14 ago. 2012

LA LUCHA EN TORNO A MADRID (II)

La lucha aérea adquirió proporciones heroicas, tanto por el coraje y habilidad de los pilotos soviéticos como por el arrojo temerario de los del bando nacional, entre los que destacó García Morato, creador de una nueva técnica de ataque que hizo escuela.
La batalla del Jarama terminó el 24 de febrero por agotamiento temporal, al igual que la de la carreteera de La Coruña, sin triunfo concreto e importante desde el punto de vista estratégico, aunque sí se consiguieron dos ventajas para el bando nacional, aparte del dominio del valle de dicho río, base de operaciones para un futuro avance hacia Alcalá de Henares: se llevó el frente unos veinte kilómetros más allá de la línea inicial y se logró el corte de las comunicaciones directas entre Madrid y Valencia, hecho de suma importancia.  Esto no fue óbice para que los republicanos desviaran el tráfico por la ruta secundaria Madrid-Zaragoza, pasando por Campo Real, Loeches y Carabaña, para unirse finalmente con las de Valencia más allá del río Jarama.
Entre tanto, el jefe del gobierno republicano, Largo Caballero,  cuyo nombramiento se basaba en que su prestigio podía unir a los distintos partidos obreros en una especie de coalición capaz de conseguir el esfuerzo común de todos ellos en la lucha, tenía que enfrentarse a las presiones iniciadas por el Partido Comunista Español y por sus aliados soviéticos.
Desde la victoria del Frente Popular, los comunistas españoles se habían destacado como un elemento reformista y mediador entre la clase media y la obrera, oponiéndose a las sublevaciones y a las acciones de terroristas de anarquistas y socialistas de extrema izquierda y evitando las confiscaciones exhaustivas de los pequeños burgueses y de los labradores propietarios.
En conjunto no estaban de acuerdo con el izquierdismo a ultranza de ciertos sectores, al que tachaban de infantil.  Esta actitud moderadora se justificaba porque la mayoría delos afiliados al partido desde el mes de enero no pertenecían a la masa proletaria, sino que estaba formada por militares de graduación, profesionales e intelectuales.  El partido había crecido desorbitadamente en los meses que habían transcurrido desde el comienzo de la guerra, como consecuencia de lo expuesto y sobre todo por las simpatías que la ayuda rusa en el frente de Madrid había despertado entre la población.  Al mismo tiempo, los comisarios políticos enviados por la Unión Soviética ejercían una verdadera fiscalización de los mandos militares.

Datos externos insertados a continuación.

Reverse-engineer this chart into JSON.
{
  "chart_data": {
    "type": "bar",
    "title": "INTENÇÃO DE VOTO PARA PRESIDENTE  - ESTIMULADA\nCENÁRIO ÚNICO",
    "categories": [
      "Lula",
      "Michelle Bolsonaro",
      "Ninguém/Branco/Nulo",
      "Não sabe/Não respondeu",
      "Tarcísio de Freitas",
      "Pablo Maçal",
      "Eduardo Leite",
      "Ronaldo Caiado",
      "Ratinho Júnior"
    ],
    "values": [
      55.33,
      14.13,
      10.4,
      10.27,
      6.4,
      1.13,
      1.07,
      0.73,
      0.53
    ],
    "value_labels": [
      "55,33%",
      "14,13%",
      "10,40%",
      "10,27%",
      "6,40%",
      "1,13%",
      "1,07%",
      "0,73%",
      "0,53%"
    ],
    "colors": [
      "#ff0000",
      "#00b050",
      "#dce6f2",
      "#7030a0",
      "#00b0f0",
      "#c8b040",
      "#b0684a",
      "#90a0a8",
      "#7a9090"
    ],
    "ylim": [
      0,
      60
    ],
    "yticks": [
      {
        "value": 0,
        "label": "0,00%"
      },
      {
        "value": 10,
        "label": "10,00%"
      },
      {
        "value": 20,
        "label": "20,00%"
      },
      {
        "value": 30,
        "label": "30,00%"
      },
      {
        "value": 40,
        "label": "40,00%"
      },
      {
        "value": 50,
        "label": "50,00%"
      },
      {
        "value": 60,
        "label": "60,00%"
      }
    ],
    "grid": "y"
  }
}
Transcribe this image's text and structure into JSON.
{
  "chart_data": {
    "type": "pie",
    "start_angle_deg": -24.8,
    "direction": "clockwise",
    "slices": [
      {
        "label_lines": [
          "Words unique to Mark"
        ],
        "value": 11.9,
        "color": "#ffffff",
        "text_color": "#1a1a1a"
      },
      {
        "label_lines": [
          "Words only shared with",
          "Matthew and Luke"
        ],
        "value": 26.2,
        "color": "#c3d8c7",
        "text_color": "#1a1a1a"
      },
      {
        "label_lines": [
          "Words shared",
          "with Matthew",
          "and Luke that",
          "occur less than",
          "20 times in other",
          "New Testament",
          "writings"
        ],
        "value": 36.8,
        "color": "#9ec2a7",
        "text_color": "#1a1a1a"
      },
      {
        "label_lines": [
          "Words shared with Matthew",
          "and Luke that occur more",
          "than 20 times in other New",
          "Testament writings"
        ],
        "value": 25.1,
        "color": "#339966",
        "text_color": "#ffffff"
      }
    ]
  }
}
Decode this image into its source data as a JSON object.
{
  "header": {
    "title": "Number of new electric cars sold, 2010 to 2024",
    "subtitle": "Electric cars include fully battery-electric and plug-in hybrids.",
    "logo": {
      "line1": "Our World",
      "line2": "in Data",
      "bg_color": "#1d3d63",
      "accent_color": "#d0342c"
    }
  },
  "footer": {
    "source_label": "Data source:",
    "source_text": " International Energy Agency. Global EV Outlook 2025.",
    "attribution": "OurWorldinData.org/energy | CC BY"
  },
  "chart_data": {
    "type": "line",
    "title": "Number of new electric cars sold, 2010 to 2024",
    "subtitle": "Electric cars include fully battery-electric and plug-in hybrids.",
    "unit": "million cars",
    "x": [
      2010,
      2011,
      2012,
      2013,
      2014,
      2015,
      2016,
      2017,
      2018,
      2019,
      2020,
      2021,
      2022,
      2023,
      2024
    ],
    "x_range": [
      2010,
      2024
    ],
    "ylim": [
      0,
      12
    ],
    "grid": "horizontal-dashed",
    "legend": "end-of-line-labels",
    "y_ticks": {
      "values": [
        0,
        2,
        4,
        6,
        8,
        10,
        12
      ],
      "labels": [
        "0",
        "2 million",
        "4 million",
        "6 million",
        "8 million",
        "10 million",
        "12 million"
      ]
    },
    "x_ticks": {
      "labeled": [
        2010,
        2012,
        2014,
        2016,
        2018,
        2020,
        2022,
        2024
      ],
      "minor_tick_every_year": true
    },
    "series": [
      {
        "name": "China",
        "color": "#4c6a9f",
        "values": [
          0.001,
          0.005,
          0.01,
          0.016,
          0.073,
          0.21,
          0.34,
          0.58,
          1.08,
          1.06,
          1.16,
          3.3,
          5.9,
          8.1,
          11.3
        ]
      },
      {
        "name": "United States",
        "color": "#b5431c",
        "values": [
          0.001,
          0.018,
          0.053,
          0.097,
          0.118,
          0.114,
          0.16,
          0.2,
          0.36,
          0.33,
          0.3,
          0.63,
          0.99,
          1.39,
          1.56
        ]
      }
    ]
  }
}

Este crecimiento hizo desconfiar al partido socialista y a los seguidores de Largo Caballero, que temían que los comunistas controlaran el poder, implantando su terrible burocracia política, siempre al servicio de los intereses rusos.  Los comunistas se oponían a la revolución en España porque sus etapas iniciales pertenecían a las viejas instituciones del mundo proletario: la CNT y la UGT.  Sus adversarios políticos, cuyo poder se basaba en la revolución bohemia del comité de milicianos,temían que su política de sentido común fuera considerada como un humillante sacrificio de la política nacional a la presión soviética o como el intento de un pequeño partido de infiltrarse en la maquinaria estatal.
Necesitados de un líder de prestigio, con el que contaban los otros partidos, pensaron que al igual que tantos otros habían desertado del suyo para unirse a ellos, Largo Caballero lo haría también; pero como el jefe de gobierno era contrario a este parecer, vino el enfrentamiento. El motivo inicial se produjo cuando los comunistas, que pretendían controlar la adhesión al partido de los jefes militares, pidieron el traslado de Asensio, jefe de las operaciones en el Jarama, por su oposición a la propaganda en el ejército.  El jefe del gobierno no sólo se negó a su traslado, sino que además le nombró subsecretario del Ministerio de la Guerra.
Con la caída de Málaga los comunistas tuvieron la ocasión de convertir a Asensio en el responsable del fracaso , y el mismo embajador soviético, Rosemberg, visitó a Largo Caballero para pedirle su destitución, a lo que el jefe del Ejecutivo se negó.  No obstante, presionado por la opinión pública, el 21 de febrero aceptó la dimisión de Asensio, nombrando para este cargo a un antiguo monárquico, el coronel Cerón, mientras que como contrapartida destituía a varios comunistas, poniendo en su lugar a socialistas de confianza, y pedía a Moscú la retirada de Rosenberg.
Largo Caballero pretendía poner coto a la expansión comunista, pero lo único que consiguió fue desatar las tensiones y una guerra sorda entre anarquistas y socialistas por un lado contra comunistas por el otro.